Why the Bessemer Process Was Abandoned
The Bessemer process worked by blowing air through molten iron to burn off impurities, especially carbon. It was revolutionary when Henry Bessemer introduced it in the 1850s because it made steel production dramatically faster and cheaper. But it had a fundamental flaw: the air being blown through the molten metal was about 78% nitrogen, and some of that nitrogen dissolved into the steel. Nitrogen-contaminated steel becomes brittle, which made Bessemer steel unsuitable for many structural applications where reliability mattered.
The process also struggled with phosphorus. Most European iron ore contained significant phosphorus, and the original Bessemer converter couldn’t remove it. A modified version with a different lining (the Thomas process) partially solved this, but the broader quality problems remained. The open-hearth process, developed in the 1860s, offered better control over the chemistry of the final product and eventually overtook Bessemer as the dominant method by the early 20th century.
What Replaced It
The open-hearth process dominated steelmaking for several decades but was itself replaced starting in the 1950s by the basic oxygen process, sometimes called basic oxygen steelmaking or BOS. This method is essentially a refined descendant of Bessemer’s original idea. Instead of blowing regular air through molten iron, it blows pure oxygen. That single change eliminates the nitrogen problem entirely while keeping the speed advantage that made Bessemer’s concept so powerful in the first place.
Today, steel production worldwide is split between two main methods. In the United States, about 72% of raw steel comes from electric arc furnaces, which melt scrap steel using electrical energy. The remaining 28% comes from basic oxygen furnaces, which start with molten iron from a blast furnace.
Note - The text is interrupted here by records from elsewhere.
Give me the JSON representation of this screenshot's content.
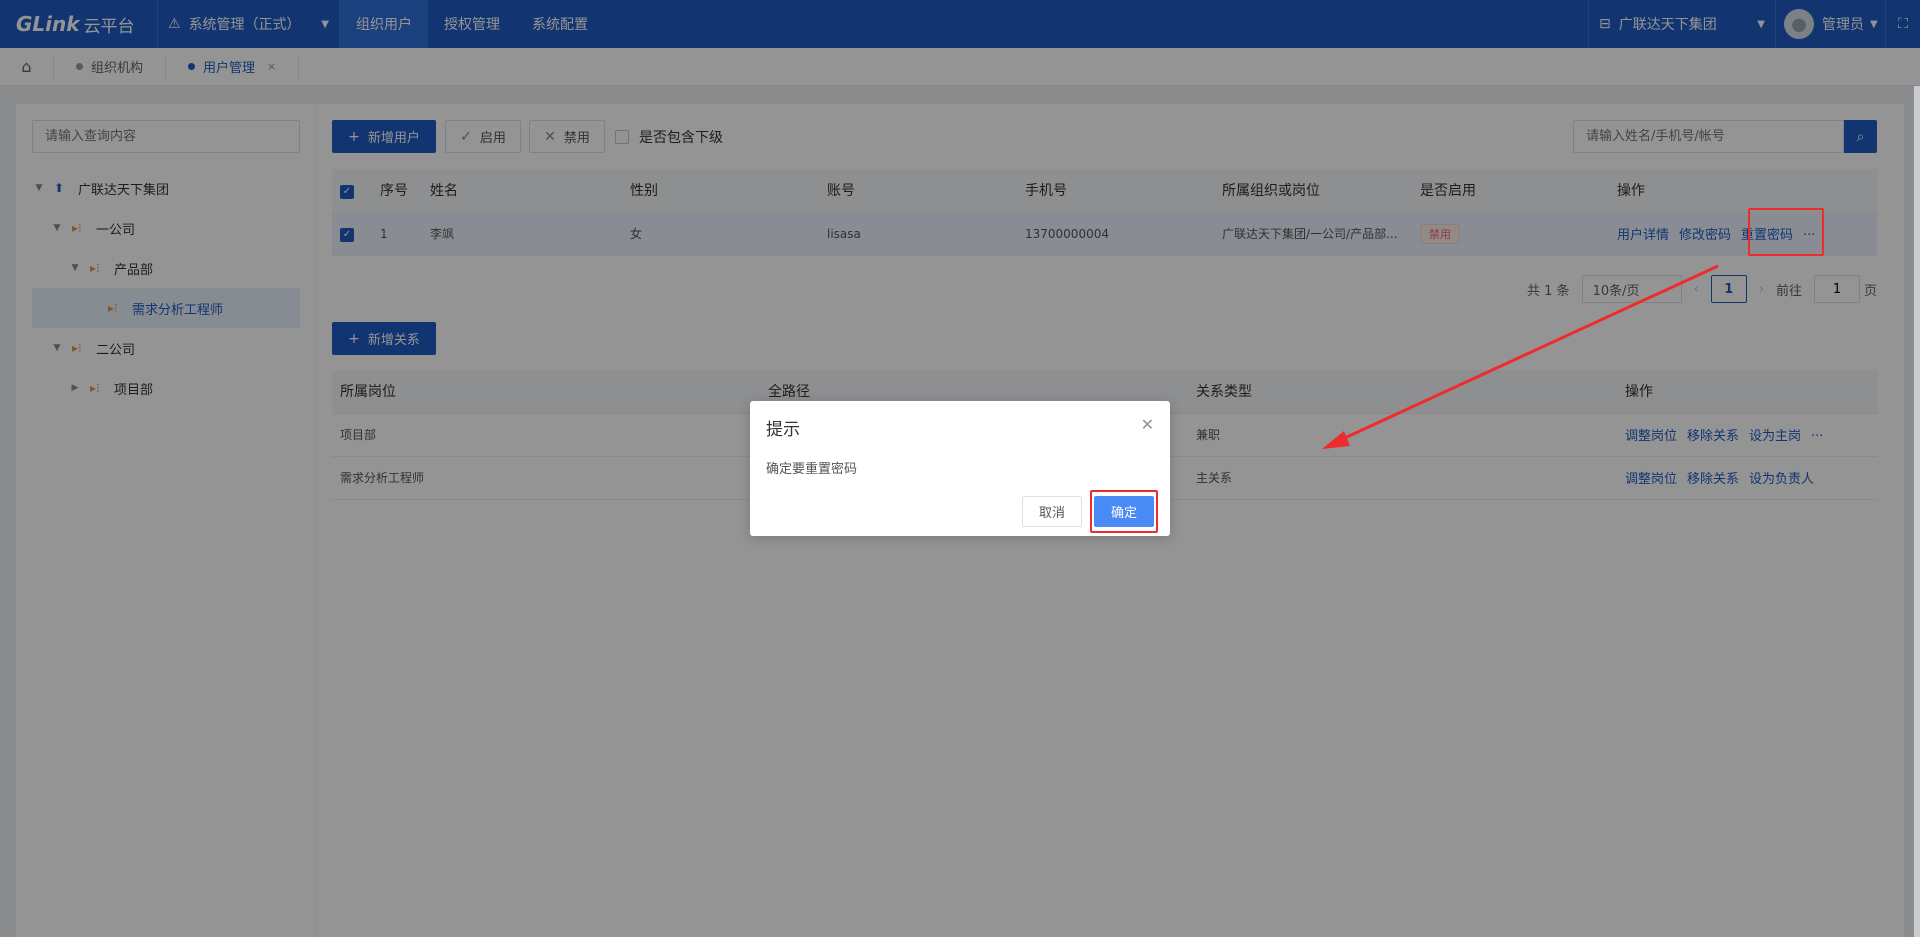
{
  "header": {
    "logo_main": "GLink",
    "logo_suffix": "云平台",
    "system_menu": "系统管理（正式）",
    "nav_tabs": [
      {
        "label": "组织用户",
        "active": true
      },
      {
        "label": "授权管理"
      },
      {
        "label": "系统配置"
      }
    ],
    "org_select": "广联达天下集团",
    "user_name": "管理员"
  },
  "page_tabs": [
    {
      "label": "组织机构"
    },
    {
      "label": "用户管理",
      "active": true
    }
  ],
  "tree": {
    "search_placeholder": "请输入查询内容",
    "nodes": [
      {
        "label": "广联达天下集团",
        "expanded": true
      },
      {
        "label": "一公司",
        "expanded": true
      },
      {
        "label": "产品部",
        "expanded": true
      },
      {
        "label": "需求分析工程师",
        "selected": true
      },
      {
        "label": "二公司",
        "expanded": true
      },
      {
        "label": "项目部",
        "expanded": false
      }
    ]
  },
  "toolbar": {
    "add_user": "新增用户",
    "enable": "启用",
    "disable": "禁用",
    "include_sub": "是否包含下级",
    "search_placeholder": "请输入姓名/手机号/帐号"
  },
  "user_table": {
    "columns": [
      "序号",
      "姓名",
      "性别",
      "账号",
      "手机号",
      "所属组织或岗位",
      "是否启用",
      "操作"
    ],
    "rows": [
      {
        "index": "1",
        "name": "李飒",
        "gender": "女",
        "account": "lisasa",
        "phone": "13700000004",
        "org": "广联达天下集团/一公司/产品部...",
        "status": "禁用",
        "actions": [
          "用户详情",
          "修改密码",
          "重置密码",
          "···"
        ]
      }
    ]
  },
  "pagination": {
    "total": "共 1 条",
    "page_size": "10条/页",
    "current": "1",
    "goto_label": "前往",
    "goto_value": "1",
    "page_suffix": "页"
  },
  "relation": {
    "add_relation": "新增关系",
    "columns": [
      "所属岗位",
      "全路径",
      "关系类型",
      "操作"
    ],
    "rows": [
      {
        "post": "项目部",
        "path": "",
        "type": "兼职",
        "actions": [
          "调整岗位",
          "移除关系",
          "设为主岗",
          "···"
        ]
      },
      {
        "post": "需求分析工程师",
        "path": "",
        "type": "主关系",
        "actions": [
          "调整岗位",
          "移除关系",
          "设为负责人"
        ]
      }
    ]
  },
  "dialog": {
    "title": "提示",
    "message": "确定要重置密码",
    "cancel": "取消",
    "confirm": "确定"
  },
  "colors": {
    "brand": "#1f5cc4",
    "confirm": "#4a8af4",
    "highlight": "#f02b2b"
  }
}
Globally, basic oxygen furnaces still account for a larger share of production because countries like China and India produce enormous volumes of steel from raw iron ore rather than recycled scrap.
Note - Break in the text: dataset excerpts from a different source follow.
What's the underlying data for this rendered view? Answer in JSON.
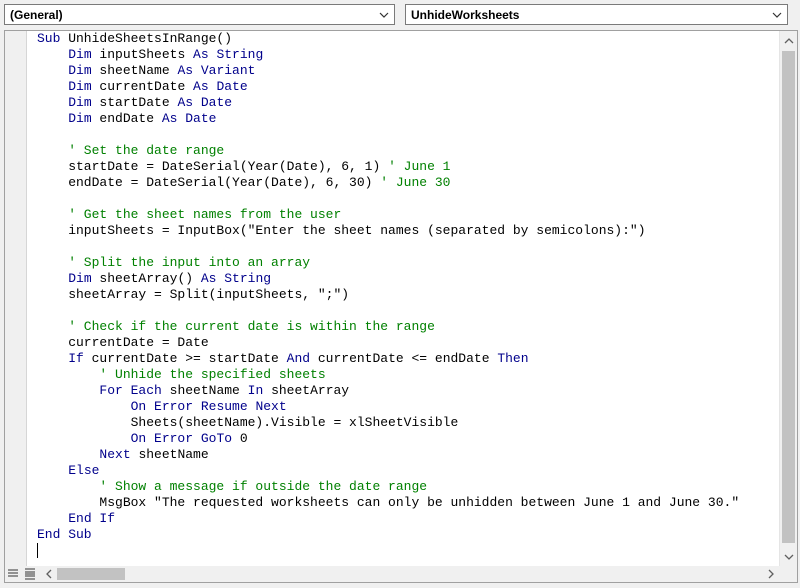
{
  "procedure_dropdown": {
    "value": "(General)"
  },
  "member_dropdown": {
    "value": "UnhideWorksheets"
  },
  "code_lines": [
    [
      {
        "t": "kw",
        "v": "Sub"
      },
      {
        "t": "n",
        "v": " UnhideSheetsInRange()"
      }
    ],
    [
      {
        "t": "n",
        "v": "    "
      },
      {
        "t": "kw",
        "v": "Dim"
      },
      {
        "t": "n",
        "v": " inputSheets "
      },
      {
        "t": "kw",
        "v": "As String"
      }
    ],
    [
      {
        "t": "n",
        "v": "    "
      },
      {
        "t": "kw",
        "v": "Dim"
      },
      {
        "t": "n",
        "v": " sheetName "
      },
      {
        "t": "kw",
        "v": "As Variant"
      }
    ],
    [
      {
        "t": "n",
        "v": "    "
      },
      {
        "t": "kw",
        "v": "Dim"
      },
      {
        "t": "n",
        "v": " currentDate "
      },
      {
        "t": "kw",
        "v": "As Date"
      }
    ],
    [
      {
        "t": "n",
        "v": "    "
      },
      {
        "t": "kw",
        "v": "Dim"
      },
      {
        "t": "n",
        "v": " startDate "
      },
      {
        "t": "kw",
        "v": "As Date"
      }
    ],
    [
      {
        "t": "n",
        "v": "    "
      },
      {
        "t": "kw",
        "v": "Dim"
      },
      {
        "t": "n",
        "v": " endDate "
      },
      {
        "t": "kw",
        "v": "As Date"
      }
    ],
    [],
    [
      {
        "t": "cm",
        "v": "    ' Set the date range"
      }
    ],
    [
      {
        "t": "n",
        "v": "    startDate = DateSerial(Year(Date), 6, 1) "
      },
      {
        "t": "cm",
        "v": "' June 1"
      }
    ],
    [
      {
        "t": "n",
        "v": "    endDate = DateSerial(Year(Date), 6, 30) "
      },
      {
        "t": "cm",
        "v": "' June 30"
      }
    ],
    [],
    [
      {
        "t": "cm",
        "v": "    ' Get the sheet names from the user"
      }
    ],
    [
      {
        "t": "n",
        "v": "    inputSheets = InputBox(\"Enter the sheet names (separated by semicolons):\")"
      }
    ],
    [],
    [
      {
        "t": "cm",
        "v": "    ' Split the input into an array"
      }
    ],
    [
      {
        "t": "n",
        "v": "    "
      },
      {
        "t": "kw",
        "v": "Dim"
      },
      {
        "t": "n",
        "v": " sheetArray() "
      },
      {
        "t": "kw",
        "v": "As String"
      }
    ],
    [
      {
        "t": "n",
        "v": "    sheetArray = Split(inputSheets, \";\")"
      }
    ],
    [],
    [
      {
        "t": "cm",
        "v": "    ' Check if the current date is within the range"
      }
    ],
    [
      {
        "t": "n",
        "v": "    currentDate = Date"
      }
    ],
    [
      {
        "t": "n",
        "v": "    "
      },
      {
        "t": "kw",
        "v": "If"
      },
      {
        "t": "n",
        "v": " currentDate >= startDate "
      },
      {
        "t": "kw",
        "v": "And"
      },
      {
        "t": "n",
        "v": " currentDate <= endDate "
      },
      {
        "t": "kw",
        "v": "Then"
      }
    ],
    [
      {
        "t": "cm",
        "v": "        ' Unhide the specified sheets"
      }
    ],
    [
      {
        "t": "n",
        "v": "        "
      },
      {
        "t": "kw",
        "v": "For Each"
      },
      {
        "t": "n",
        "v": " sheetName "
      },
      {
        "t": "kw",
        "v": "In"
      },
      {
        "t": "n",
        "v": " sheetArray"
      }
    ],
    [
      {
        "t": "n",
        "v": "            "
      },
      {
        "t": "kw",
        "v": "On Error Resume Next"
      }
    ],
    [
      {
        "t": "n",
        "v": "            Sheets(sheetName).Visible = xlSheetVisible"
      }
    ],
    [
      {
        "t": "n",
        "v": "            "
      },
      {
        "t": "kw",
        "v": "On Error GoTo"
      },
      {
        "t": "n",
        "v": " 0"
      }
    ],
    [
      {
        "t": "n",
        "v": "        "
      },
      {
        "t": "kw",
        "v": "Next"
      },
      {
        "t": "n",
        "v": " sheetName"
      }
    ],
    [
      {
        "t": "n",
        "v": "    "
      },
      {
        "t": "kw",
        "v": "Else"
      }
    ],
    [
      {
        "t": "cm",
        "v": "        ' Show a message if outside the date range"
      }
    ],
    [
      {
        "t": "n",
        "v": "        MsgBox \"The requested worksheets can only be unhidden between June 1 and June 30.\""
      }
    ],
    [
      {
        "t": "n",
        "v": "    "
      },
      {
        "t": "kw",
        "v": "End If"
      }
    ],
    [
      {
        "t": "kw",
        "v": "End Sub"
      }
    ]
  ],
  "colors": {
    "keyword": "#00008b",
    "comment": "#008000",
    "text": "#000000"
  },
  "icons": [
    "chevron-down-icon",
    "procedure-view-icon",
    "full-module-view-icon",
    "arrow-up-icon",
    "arrow-down-icon",
    "arrow-left-icon",
    "arrow-right-icon"
  ]
}
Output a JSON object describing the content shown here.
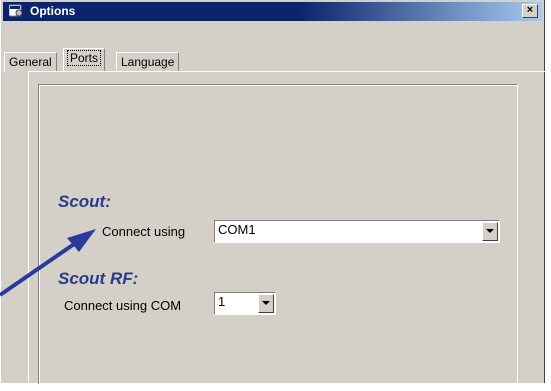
{
  "window": {
    "title": "Options",
    "close_glyph": "×"
  },
  "tabs": [
    {
      "label": "General"
    },
    {
      "label": "Ports",
      "active": true
    },
    {
      "label": "Language"
    }
  ],
  "scout": {
    "heading": "Scout:",
    "connect_label": "Connect using",
    "connect_value": "COM1"
  },
  "scout_rf": {
    "heading": "Scout RF:",
    "connect_label": "Connect using COM",
    "com_value": "1"
  },
  "colors": {
    "title_bar": "#0a246a",
    "heading": "#2a3a8c",
    "annotation_arrow": "#2a3a9c",
    "face": "#d4d0c8"
  },
  "icons": {
    "app": "options-window-icon",
    "close": "close-icon",
    "dropdown": "chevron-down-icon"
  }
}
How Modern Steelmaking Compares
A basic oxygen furnace operates on the same principle Bessemer patented: blow a gas through molten iron to oxidize and remove carbon and other impurities. The key differences are the use of pure oxygen instead of air, more sophisticated temperature and chemistry monitoring, and the ability to precisely control the composition of the finished steel. A modern converter can process a batch of steel in about 20 minutes, which is comparable to the speed Bessemer achieved, but with far more consistent quality.
Electric arc furnaces take a completely different approach. They use powerful electric currents to melt solid steel scrap, bypassing the need for molten iron entirely. This method is more energy-efficient when scrap is available and produces lower carbon emissions per ton of steel. The shift toward electric arc furnaces has accelerated in recent decades, particularly in the US and Europe, driven by both economics and environmental pressure. Neither method resembles the dramatic, sparking spectacle of a Bessemer converter in action.
Where You Can Still See One
Several museums preserve Bessemer converters as historical artifacts. The Science Museum in London displays an original pilot Bessemer converter from 1865 in its Making the Modern World gallery. Sheffield Museums holds the last working converter from the UK, which operated at a British Steel Corporation plant in Workington until 1974. A few other industrial heritage sites around the world keep converters on display, though none are operational for actual steel production.
The Bessemer process ran commercially for roughly 120 years, from the 1850s through the 1970s. Its core innovation, using blown gas to rapidly refine molten iron, turned out to be one of the most consequential ideas in industrial history. The process itself is gone, but steelmakers still use its underlying principle every time a basic oxygen furnace fires up.